Aunque nunca lo había visto ni en diarios ni en libros, lo único claro que veía entre las nubes rojizas matinales era su rostro apacible y decidido. En torno a él fluctuaban escenas indefinidas que no hacían más que contornear  tridimensionalmente la estampa de este gladiador patagónico.
En un momento, tal vez alucinando, me pareció escuchar su voz, cuando una ráfaga atroz penetraba por los burletes de la ventanilla derecha del coche. Ese sonido me trajo al recuerdo otras voces, las voces de personas que fueron testigos indirectos de hazañas algo inverosímiles atribuidas a nuestro héroe. Por más inauditas que sean las historias tejidas, había algo de lo que no se podía dudar: para el pueblo, para el hombre de a pie, Laurencio encarnaba la realización de aspiraciones y anhelos de valor y entrega.
Mis pensamientos poblados contrastaban con la estepa desnuda que a medida que me llevaba deslizante a la meta, se accidentaba y desequilibraba deviniendo en un trampolín irregular y extenso.
¿Tendré la posibilidad de entrevistarme con Hilario Cárdenas? Este hombre, de estirpe pétrea y mirada luminosa era uno de los sobrevivientes del suceso de la Mina Uno, aquella que no llegó a ser tragedia gracias a la previsión de Laurencio. Don Hilario, hombre sexagenario, será fácilmente localizable en el pequeño pueblo, porque vivía en la casa de uno de sus sobrinos, quien tenía un comercio céntrico. Qué mejor que escuchar de sus propios labios el relato mágico y épico de aquel antiguo día frío de mayo. El latir de mi corazón se aceleró al darme cuenta que estaba transitando las últimas curvas previas a la entrada del poblado.
Estaba anocheciendo, así que opté por alojarme en la cabaña que había reservado. Una suave nevada me ofreció sus bienvenidas mudas pigmentando de cal el carbón del suelo que la ventana principal me dejaba ver entre sus cortinas corridas.

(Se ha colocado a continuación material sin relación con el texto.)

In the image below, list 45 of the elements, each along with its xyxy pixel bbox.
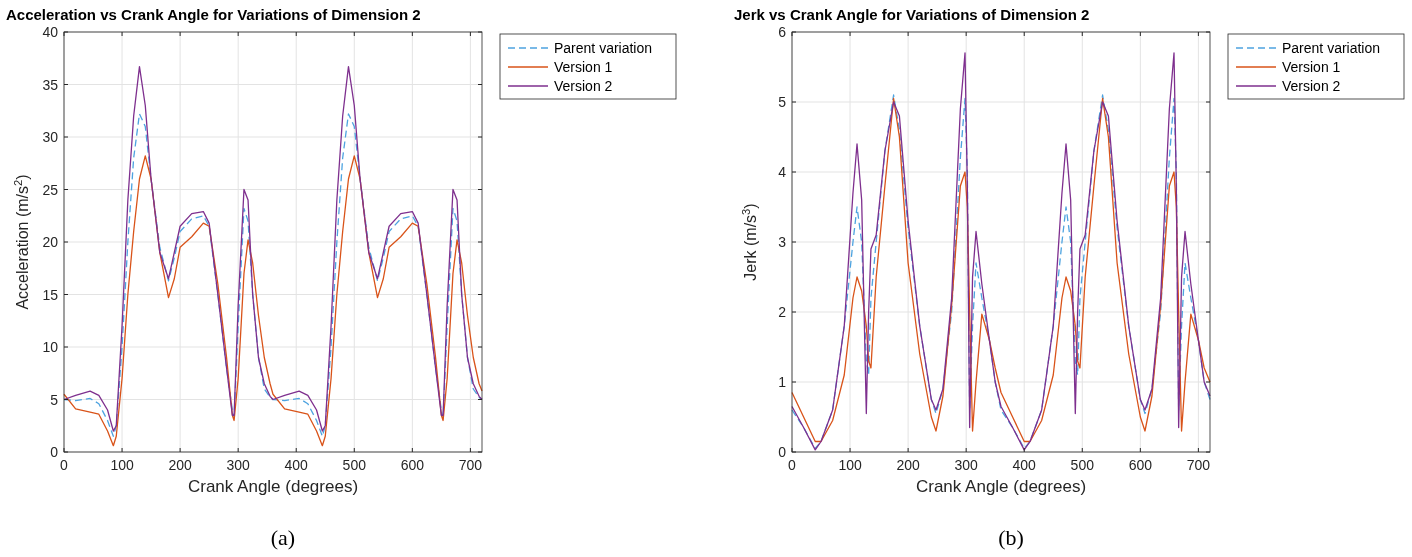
chart-title: Acceleration vs Crank Angle for Variations of Dimension 2 bbox=[6, 6, 421, 23]
x-tick-label: 0 bbox=[60, 457, 69, 473]
legend-label: Version 1 bbox=[554, 59, 613, 75]
text: (b) bbox=[998, 525, 1024, 550]
x-tick-label: 100 bbox=[838, 457, 862, 473]
x-axis-title: Crank Angle (degrees) bbox=[187, 477, 359, 496]
x-tick-label: 600 bbox=[400, 457, 425, 473]
y-tick-label: 6 bbox=[778, 24, 787, 40]
y-tick-label: 35 bbox=[42, 76, 59, 93]
y-tick-label: 15 bbox=[42, 286, 59, 303]
y-tick-label: 3 bbox=[778, 234, 787, 250]
legend-label: Version 1 bbox=[1282, 59, 1341, 75]
legend-label: Version 2 bbox=[554, 78, 613, 94]
x-tick-label: 100 bbox=[110, 457, 134, 473]
x-tick-label: 300 bbox=[954, 457, 979, 473]
x-tick-label: 400 bbox=[1012, 457, 1037, 473]
legend-label: Parent variation bbox=[1282, 40, 1381, 56]
legend-label: Parent variation bbox=[554, 40, 653, 56]
line-series bbox=[63, 155, 483, 447]
legend-label: Version 2 bbox=[1282, 78, 1341, 94]
y-tick-label: 5 bbox=[50, 391, 59, 408]
y-tick-label: 5 bbox=[778, 94, 787, 110]
y-tick-label: 4 bbox=[778, 164, 787, 180]
text: (a) bbox=[270, 525, 296, 550]
y-tick-label: 10 bbox=[42, 339, 59, 355]
y-tick-label: 0 bbox=[778, 444, 787, 460]
y-tick-label: 1 bbox=[778, 374, 787, 390]
x-tick-label: 400 bbox=[284, 457, 309, 473]
y-tick-label: 40 bbox=[42, 24, 59, 40]
x-tick-label: 500 bbox=[1070, 457, 1095, 473]
x-tick-label: 300 bbox=[226, 457, 251, 473]
x-tick-label: 700 bbox=[458, 457, 483, 473]
x-tick-label: 0 bbox=[788, 457, 797, 473]
x-tick-label: 200 bbox=[168, 457, 192, 473]
x-tick-label: 500 bbox=[342, 457, 367, 473]
x-tick-label: 200 bbox=[896, 457, 920, 473]
x-tick-label: 600 bbox=[1128, 457, 1153, 473]
x-tick-label: 700 bbox=[1186, 457, 1211, 473]
x-axis-title: Crank Angle (degrees) bbox=[915, 477, 1087, 496]
y-tick-label: 0 bbox=[50, 444, 59, 460]
y-tick-label: 25 bbox=[42, 181, 59, 198]
y-tick-label: 2 bbox=[778, 304, 787, 320]
y-tick-label: 30 bbox=[42, 129, 59, 145]
y-tick-label: 20 bbox=[42, 234, 59, 250]
chart-title: Jerk vs Crank Angle for Variations of Dimension 2 bbox=[734, 6, 1090, 23]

Tardé en dormir, en parte porque ese espectáculo parsimonioso requería de mí como su espectador solitario y en parte porque saqué de mi bolso la carpeta con los recortes periodísticos del acto heroico de Laurencio y los leí para no perder ningún detalle o referencia para el día siguiente.
Amaneció. El plan era simple: primero, ubicar a Hilario Cárdenas, el último de los sobrevivientes del  “Suceso de la Mina de 2001”, entrevistarlo y grabarlo; segundo, conocer al mismísimo Laurencio, en la casa de Delia Nieves Tolosa.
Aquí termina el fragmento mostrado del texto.